I have been sporadically googling the past 6 months but am still unsure which OCR library(s) I should invest my time in. Or how low level I should start. Should I grab a library like tesseract and do my own feature extraction or libs that spit out semi-structured objects with text and hope it returns something similar enough across store receipts to make sense of consistently?
I'm ok with this being an extended project, but I would like some input on choosing a solid library with accurate OCR and advice on how to approach training/parsing from someone with more experience.
Other solutions and advice are also welcome++
In my Opinion Tesseract is the most sophisticated "free" OCR solution out there. The problem with Tesseract is not its recognition capabilities, but more the preprocessing steps.
- thresholding
- deskewing
- segmentation
- ...
There is a C# library (non-free), that improves recognition A LOT, just by providing these abilities: https://www.vintasoft.com/vsocr-dotnet-index.htmlIf you find a good Open Source solution, I would be interested, too...
slides: http://slides.com/rolisz/receiptbudget#/1
code: https://github.com/rolisz/receipt_budget
research article: https://www.authorea.com/users/6050/articles/6335-a-novel-ma...
Based on that, your best bet might be https://github.com/ReceiptManager/receipt-parser-legacy, which is a Python library built on top of the Tesseract OCR engine. You can use it containerized, in Android/iOS applications, or via your own Python scripts.
To some extent, all this is solved by some modern APIs, such as what GCP or AWS offer, for doing OCR for you. But as far as I know, there is still one more challenge: interpreting the text. Inferring what each line is, what's the price for which item (some receipts have the price on the same line, some on the next line, some above) is quite hard. I tried to do it with rules (regexes and lots of ifs), but even a 95% accuracy of the OCR engine will trip you up.
You can probably frame this as an ML problem as well, but I don't think you'll find any datasets for this.

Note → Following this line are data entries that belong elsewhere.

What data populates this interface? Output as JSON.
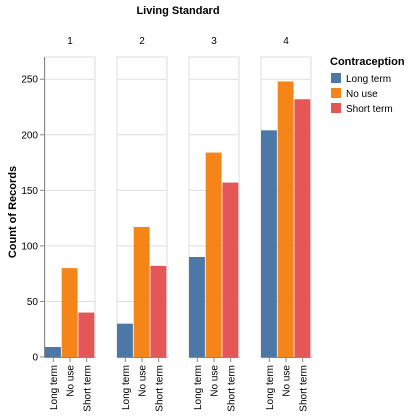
{
  "chart_data": {
    "type": "bar",
    "title": "Living Standard",
    "ylabel": "Count of Records",
    "ylim": [
      0,
      270
    ],
    "yticks": [
      0,
      50,
      100,
      150,
      200,
      250
    ],
    "grid": true,
    "categories": [
      "Long term",
      "No use",
      "Short term"
    ],
    "facets": [
      {
        "label": "1",
        "values": [
          9,
          80,
          40
        ]
      },
      {
        "label": "2",
        "values": [
          30,
          117,
          82
        ]
      },
      {
        "label": "3",
        "values": [
          90,
          184,
          157
        ]
      },
      {
        "label": "4",
        "values": [
          204,
          248,
          232
        ]
      }
    ],
    "legend": {
      "title": "Contraception",
      "position": "right",
      "items": [
        {
          "label": "Long term",
          "color": "#4c78a8"
        },
        {
          "label": "No use",
          "color": "#f58518"
        },
        {
          "label": "Short term",
          "color": "#e45756"
        }
      ]
    }
  }
}
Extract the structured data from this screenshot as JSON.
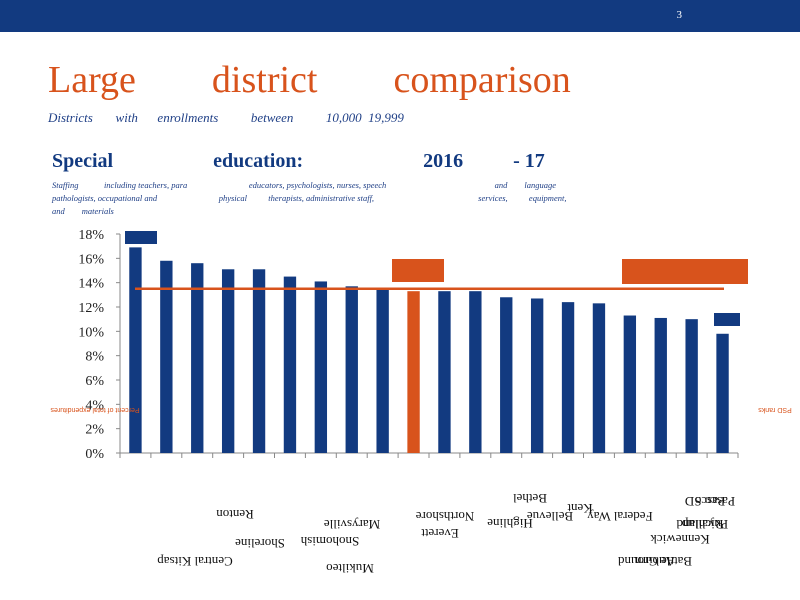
{
  "slide": {
    "number": "3"
  },
  "header": {
    "title": "Large        district        comparison",
    "subtitle": "Districts       with      enrollments          between          10,000  19,999"
  },
  "chart_heading": {
    "title": "Special                    education:                        2016          - 17",
    "note_line1": "Staffing            including teachers, para                             educators, psychologists, nurses, speech                                                   and        language",
    "note_line2": "pathologists, occupational and                             physical          therapists, administrative staff,                                                 services,          equipment,",
    "note_line3": "and        materials"
  },
  "colors": {
    "bar": "#123a80",
    "highlight": "#d8531c",
    "average_line": "#d8531c"
  },
  "chart_data": {
    "type": "bar",
    "ylim": [
      0,
      0.18
    ],
    "yticks": [
      "0%",
      "2%",
      "4%",
      "6%",
      "8%",
      "10%",
      "12%",
      "14%",
      "16%",
      "18%"
    ],
    "values": [
      0.169,
      0.158,
      0.156,
      0.151,
      0.151,
      0.145,
      0.141,
      0.137,
      0.136,
      0.133,
      0.133,
      0.133,
      0.128,
      0.127,
      0.124,
      0.123,
      0.113,
      0.111,
      0.11,
      0.098
    ],
    "highlight_index": 9,
    "average": 0.135,
    "left_axis_label": "Percent of total expenditures",
    "right_axis_label": "PSD ranks",
    "categories": [
      "Renton",
      "Central Kitsap",
      "Shoreline",
      "Snohomish",
      "Marysville",
      "Mukilteo",
      "Northshore",
      "Everett",
      "Highline",
      "Kent",
      "Bethel",
      "Auburn",
      "Bellevue",
      "Federal Way",
      "Battle Ground",
      "Kennewick",
      "Richland",
      "Pasco",
      "Puyallup",
      "Pasco SD"
    ]
  }
}
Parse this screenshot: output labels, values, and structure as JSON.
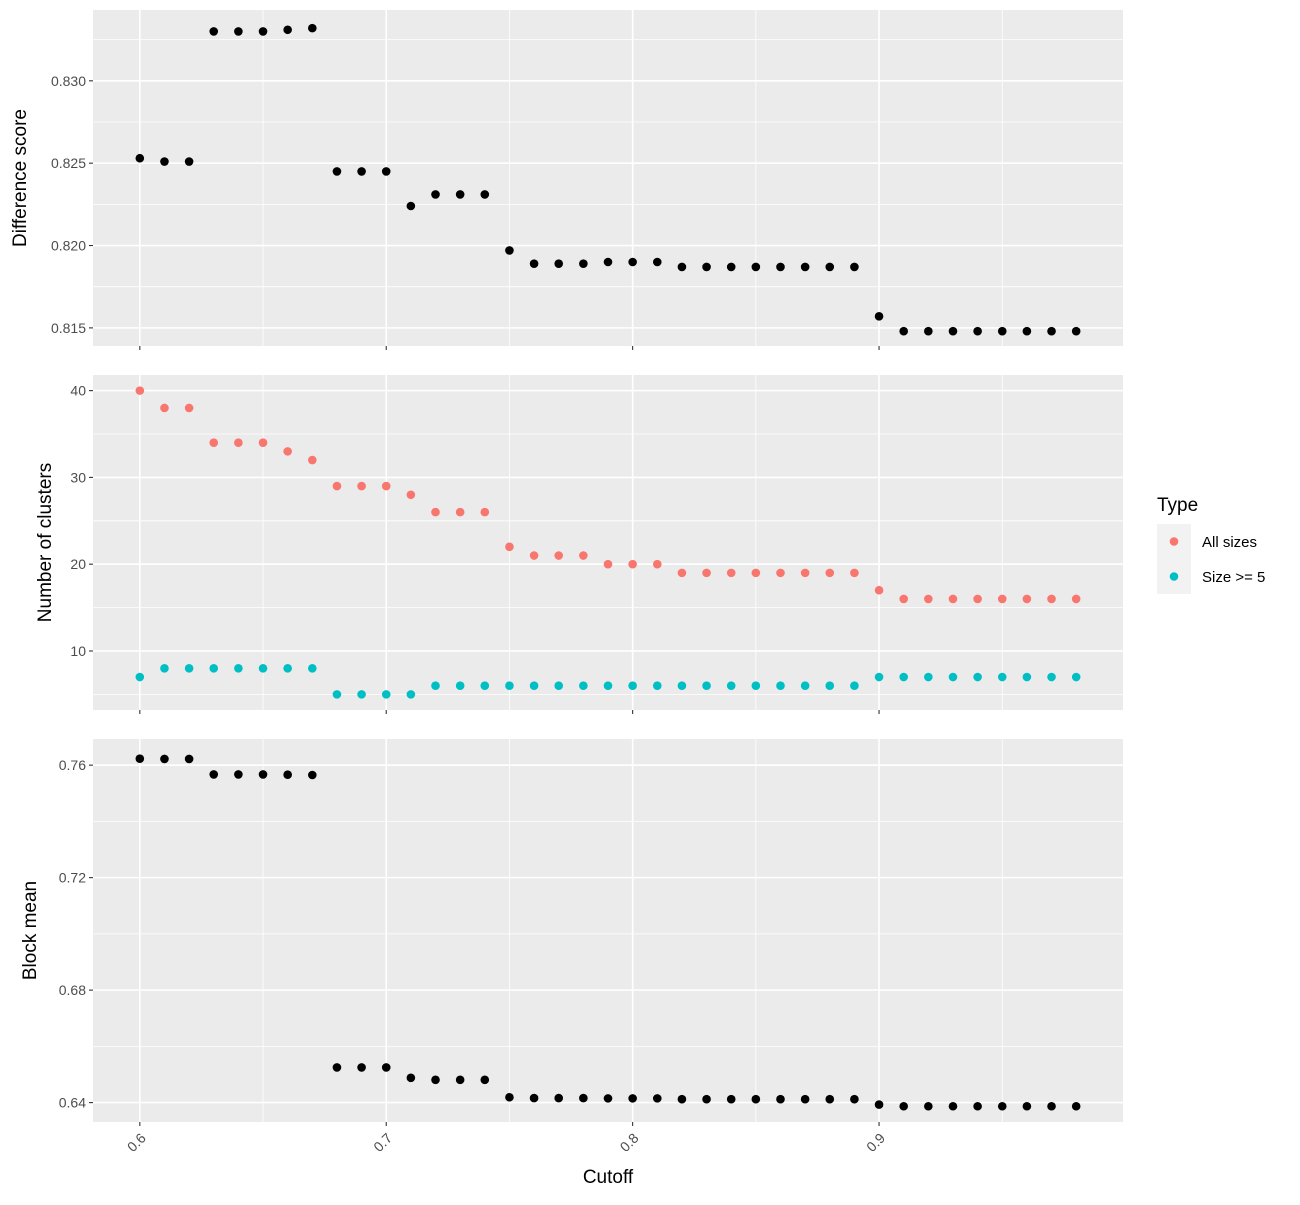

However, if you are looking for a project, picking one grocery store with one receipt format and generally limited/consistent product coding schemes is a reasonable thing to plug away on. Speaking personally I did this with Whole Foods receipts for a while and was able to get to almost, kinda usable. But then the pandemic hit and I started ordering delivery which obviates the whole receipt ingestion thing because I can get all those details directly from Amazon (modulo doing some data scraping).
Analytics on food purchases are a tremendously interesting and deeply underexplored space in which there is lots of future commercial potential.
Unless there's some pressure through government regulation to implement this, it won't happen though ... because who's least interested in customers comparing prices and having transparency in their spendings? The retailers obviously.
If you want to chat feel free to reach out, i could talk all day about this stuff.
discl@imer - I verk 4 not-Macro-Hard. But, I have no connection to this team.
edit: this might be terribly extra for personal use.
Having said that, I am sure there must be some existing accounting software with built-in OCR? Probably even an app?
Google‘s MLKit is very accurate for on device recognition. You can even feed frames straight from the camera with almost real time results. Your bigger problem will be parsing the results, and handling very inconsistent receipts.
If time is of the essence simply use AWS Textract & be done with its free tier.
I used it for years to scan our bank statements (before our bank could export data).
It was the only thing I ever found that handled tabular data properly.